Я резко отстраняюсь, не скрывая изумления. Иден смотрит прямо на меня — взгляд цепкий, почти колючий. На его лице нет и тени улыбки, ни малейшего признака шутки: черты застыли в холодной серьезности, словно вырезанные из мрамора. Сердце забилось с удвоенной силой; я слышу этот неумолимый ритм в собственных ушах, будто далёкий барабанный бой на параде, и замечаю дрожь в руке, застывшей в воздухе, словно пойманная в нерешительности птица.
Комната тонула в тишине, вязкой и напряжённой, словно воздух здесь был соткан из шелка и дыма. Каждая секунда тянулась раскаленной нитью, а в пространстве между нами витала тяжелая неразрешённость. Секунды тянулись, как резинка на разрыв. Всё вокруг — стены, мебель, даже свет от керосиновой лампы, мерцающей в медном абажуре — будто застыло в ожидании моего слова, моего вздоха.
Мысли бились о стены моего сознания, но, подобно бильярдным шарам, разлетались в разные стороны, не поддаваясь порядку.
— Откуда?.. — срывается с моих губ хриплый шёпот, едва слышный.
Иден не спешит отвечать. Он словно взвешивает каждое слово на тончайших весах. Его взгляд — глубокий, тёмный. В этих глазах больше не скрывается озорство: там притаилась серьёзность, от которой холодок пробегает по коже.
Он медленно опускает взгляд, и я ощущаю, как между нами пролегает пропасть, безмолвная и непреодолимая. Молчание становится ощутимым — оно давит на грудь, обвивает мысли. Я понимаю: моя реакция может изменить всё, но отчего-то во мне нет готовности принять ту печаль, что проскальзывает в его словах и взгляде.
— Не дразни меня, — шепчу я, но в голосе больше мольбы, чем угрозы.
Как будто прошу: остановись. Не говори. Не разрушай.
Это не Нивар.
И не Лоренц.
Глядя на Идена, я чувствую, как мир внутри меня переворачивается. Все недавние тревоги и размышления теряют вес перед этим мигом. Может, это знак? Может, судьба сама решает перевернуть мою жизнь с ног на голову, оставив меня без почвы под ногами?
Я пытаюсь овладеть собой, сосредоточиться на дыхании, но его взгляд — пронзительный, настойчивый — не отпускает.
Я представляла этот момент. Представляла, как узнаю, кто он — мой покупатель. И всегда видела только двух: Нивара с его холодной вежливостью и Лоренца с его ядовитым обаянием. Готова была к ним. Готова была ненавидеть. Принять.

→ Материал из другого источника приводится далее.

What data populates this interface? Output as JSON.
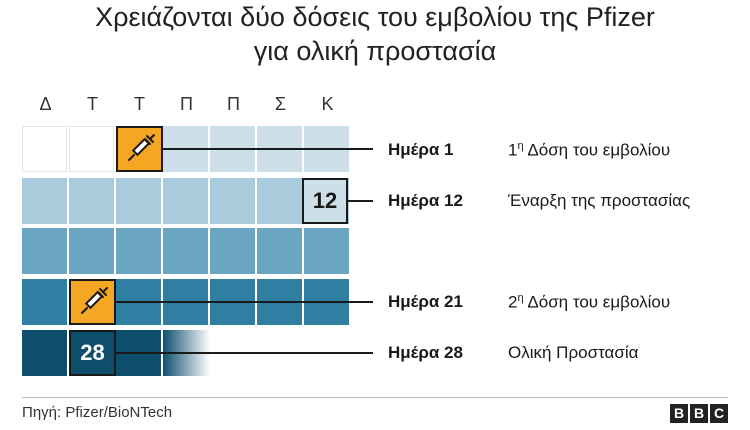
{
  "title_line1": "Χρειάζονται δύο δόσεις του εμβολίου της Pfizer",
  "title_line2": "για ολική προστασία",
  "weekdays": [
    "Δ",
    "Τ",
    "Τ",
    "Π",
    "Π",
    "Σ",
    "Κ"
  ],
  "rows": [
    {
      "day_label": "Ημέρα 1",
      "description": "1η Δόση του εμβολίου",
      "sup": "η",
      "desc_rest": " Δόση του εμβολίου",
      "desc_prefix": "1"
    },
    {
      "day_label": "Ημέρα 12",
      "description": "Έναρξη της προστασίας",
      "box_number": "12"
    },
    {
      "day_label": "Ημέρα 21",
      "description": "2η Δόση του εμβολίου",
      "sup": "η",
      "desc_rest": " Δόση του εμβολίου",
      "desc_prefix": "2"
    },
    {
      "day_label": "Ημέρα 28",
      "description": "Ολική Προστασία",
      "box_number": "28"
    }
  ],
  "icons": {
    "dose1": "syringe-icon",
    "dose2": "syringe-icon"
  },
  "colors": {
    "week1": "#cde0ea",
    "week2": "#a9cbdc",
    "week3": "#6aa6c2",
    "week4": "#2f7fa3",
    "week5": "#0f4f6e",
    "accent_orange": "#f5a623"
  },
  "footer": {
    "source_label": "Πηγή:",
    "source_value": "Pfizer/BioNTech",
    "logo_letters": [
      "B",
      "B",
      "C"
    ]
  }
}
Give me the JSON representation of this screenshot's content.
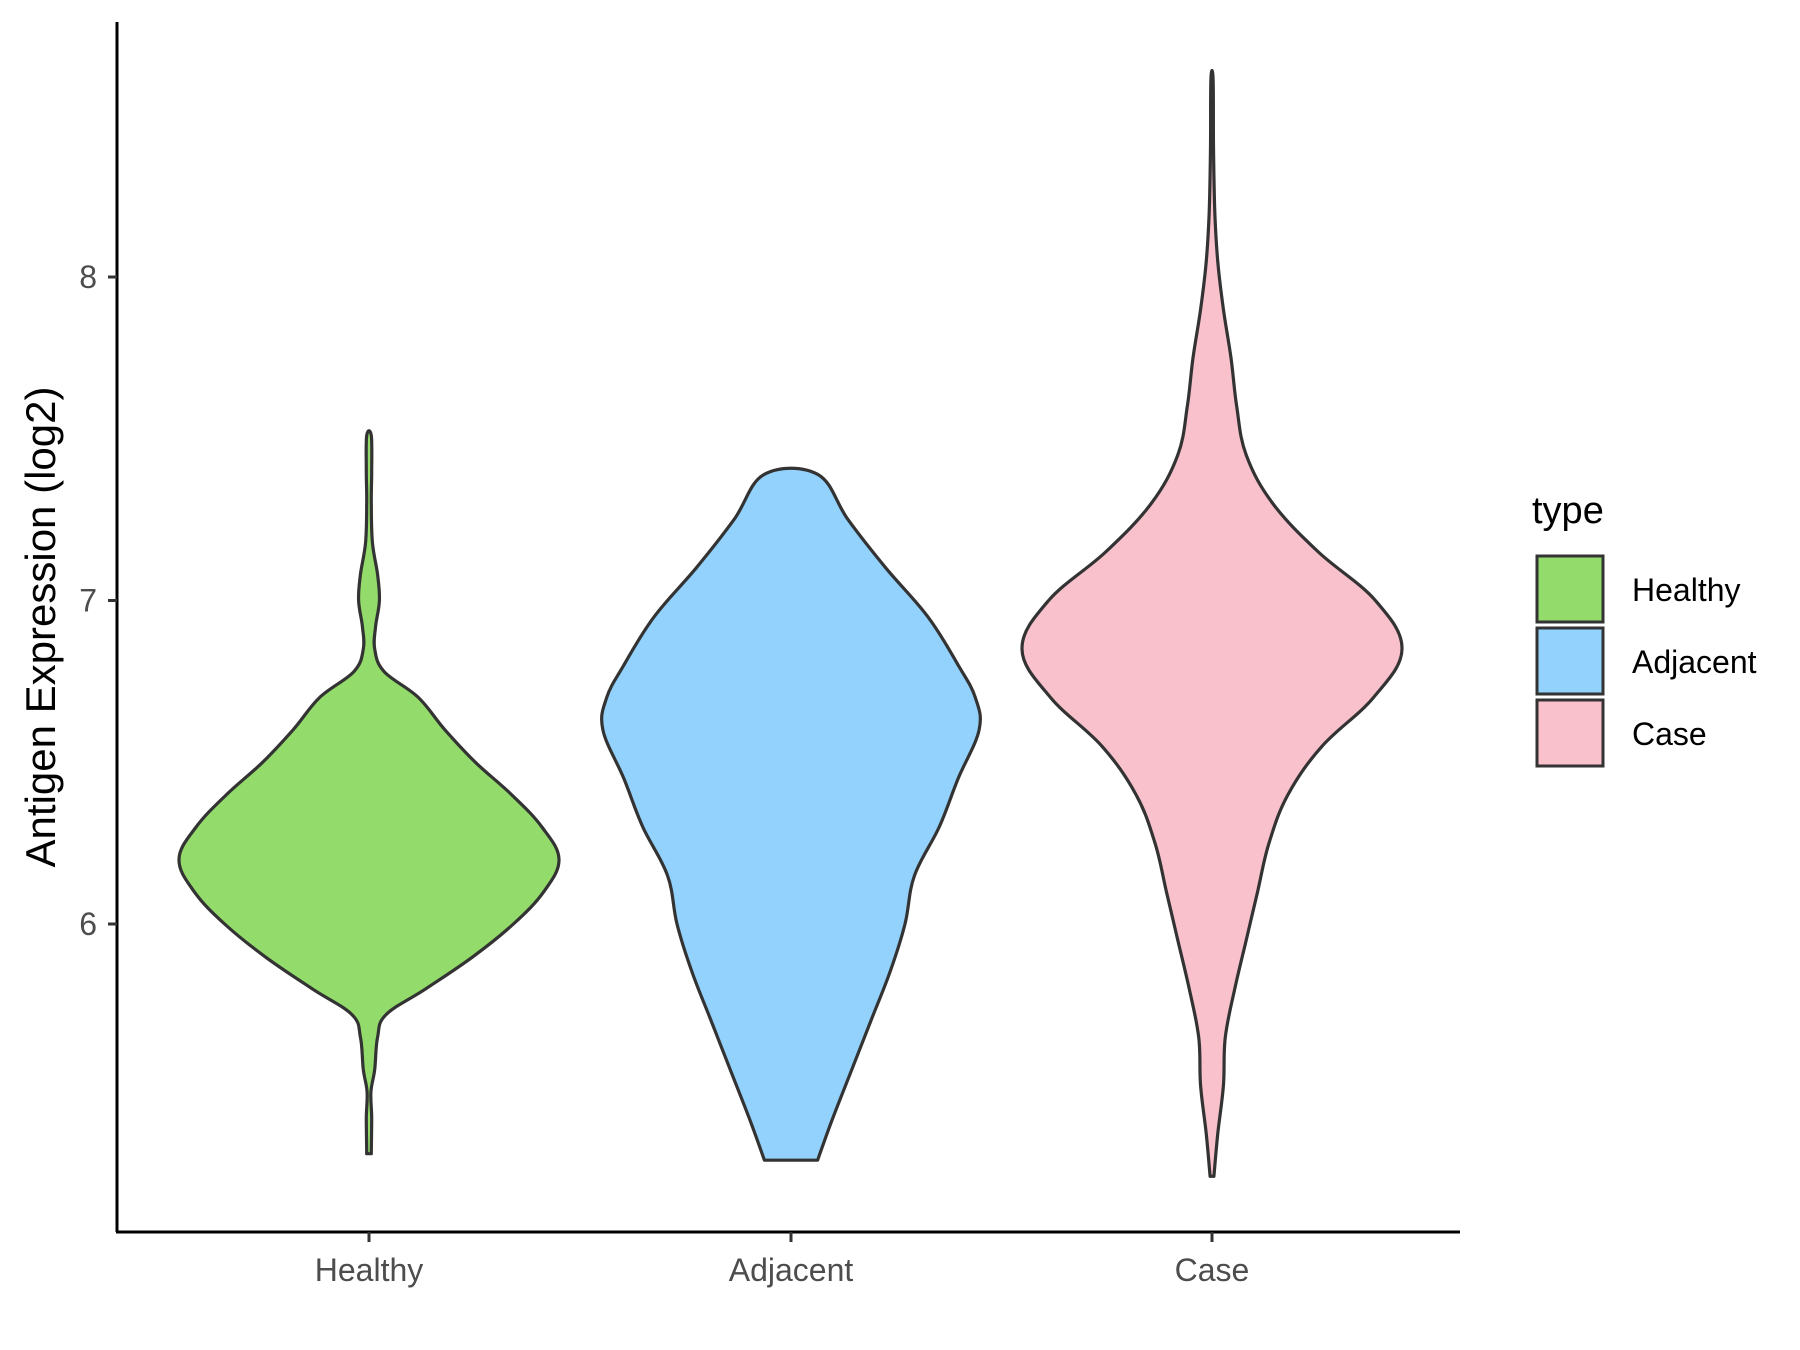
{
  "chart_data": {
    "type": "violin",
    "title": "",
    "xlabel": "",
    "ylabel": "Antigen Expression (log2)",
    "categories": [
      "Healthy",
      "Adjacent",
      "Case"
    ],
    "y_ticks": [
      6,
      7,
      8
    ],
    "ylim": [
      5.05,
      8.8
    ],
    "grid": false,
    "legend": {
      "title": "type",
      "position": "right",
      "entries": [
        "Healthy",
        "Adjacent",
        "Case"
      ]
    },
    "colors": {
      "Healthy": "#93DB6B",
      "Adjacent": "#92D2FD",
      "Case": "#F8C1CC",
      "outline": "#333333"
    },
    "series": [
      {
        "name": "Healthy",
        "min": 5.29,
        "max": 7.51,
        "density": [
          [
            5.29,
            0.012
          ],
          [
            5.4,
            0.014
          ],
          [
            5.48,
            0.01
          ],
          [
            5.55,
            0.03
          ],
          [
            5.65,
            0.045
          ],
          [
            5.72,
            0.09
          ],
          [
            5.8,
            0.3
          ],
          [
            5.9,
            0.55
          ],
          [
            6.0,
            0.76
          ],
          [
            6.1,
            0.92
          ],
          [
            6.2,
            1.0
          ],
          [
            6.3,
            0.91
          ],
          [
            6.4,
            0.75
          ],
          [
            6.5,
            0.56
          ],
          [
            6.6,
            0.4
          ],
          [
            6.7,
            0.26
          ],
          [
            6.78,
            0.08
          ],
          [
            6.85,
            0.03
          ],
          [
            6.92,
            0.035
          ],
          [
            7.0,
            0.055
          ],
          [
            7.08,
            0.045
          ],
          [
            7.18,
            0.018
          ],
          [
            7.3,
            0.012
          ],
          [
            7.4,
            0.014
          ],
          [
            7.51,
            0.012
          ]
        ]
      },
      {
        "name": "Adjacent",
        "min": 5.27,
        "max": 7.39,
        "density": [
          [
            5.27,
            0.14
          ],
          [
            5.4,
            0.22
          ],
          [
            5.55,
            0.32
          ],
          [
            5.7,
            0.42
          ],
          [
            5.85,
            0.52
          ],
          [
            6.0,
            0.6
          ],
          [
            6.15,
            0.65
          ],
          [
            6.3,
            0.78
          ],
          [
            6.45,
            0.88
          ],
          [
            6.6,
            0.99
          ],
          [
            6.7,
            0.97
          ],
          [
            6.8,
            0.88
          ],
          [
            6.95,
            0.72
          ],
          [
            7.1,
            0.5
          ],
          [
            7.25,
            0.3
          ],
          [
            7.39,
            0.14
          ]
        ]
      },
      {
        "name": "Case",
        "min": 5.22,
        "max": 8.61,
        "density": [
          [
            5.22,
            0.01
          ],
          [
            5.35,
            0.03
          ],
          [
            5.5,
            0.06
          ],
          [
            5.65,
            0.07
          ],
          [
            5.8,
            0.12
          ],
          [
            5.95,
            0.18
          ],
          [
            6.1,
            0.24
          ],
          [
            6.25,
            0.3
          ],
          [
            6.4,
            0.4
          ],
          [
            6.55,
            0.58
          ],
          [
            6.7,
            0.85
          ],
          [
            6.85,
            1.0
          ],
          [
            7.0,
            0.86
          ],
          [
            7.15,
            0.56
          ],
          [
            7.3,
            0.32
          ],
          [
            7.45,
            0.18
          ],
          [
            7.6,
            0.13
          ],
          [
            7.75,
            0.1
          ],
          [
            7.9,
            0.06
          ],
          [
            8.05,
            0.03
          ],
          [
            8.2,
            0.015
          ],
          [
            8.4,
            0.008
          ],
          [
            8.61,
            0.006
          ]
        ]
      }
    ]
  }
}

Но Иден… его я не ожидала. Его присутствие разрушило все привычные границы, выбило из равновесия и породило новые вопросы.
По груди полоснуло чувство гнева, но пламя угасло быстрее, чем успело разгореться, превратив негатив в странную, болезненную занозу любопытства. Теперь я пыталась понять причину моего гнева, вместо того чтобы погружаться в его вихрь. Почему я злюсь? Потому что он обманул? Или потому что я не брала его во внимание?
Мои руки дрожат, но не от страха, а от предвкушения. В этой моментальной перезагрузке воздуха я осознаю, что каждый вдох и выдох — это шанс погрузиться в новое приключение. Но есть ли у меня смелость принять этот вызов?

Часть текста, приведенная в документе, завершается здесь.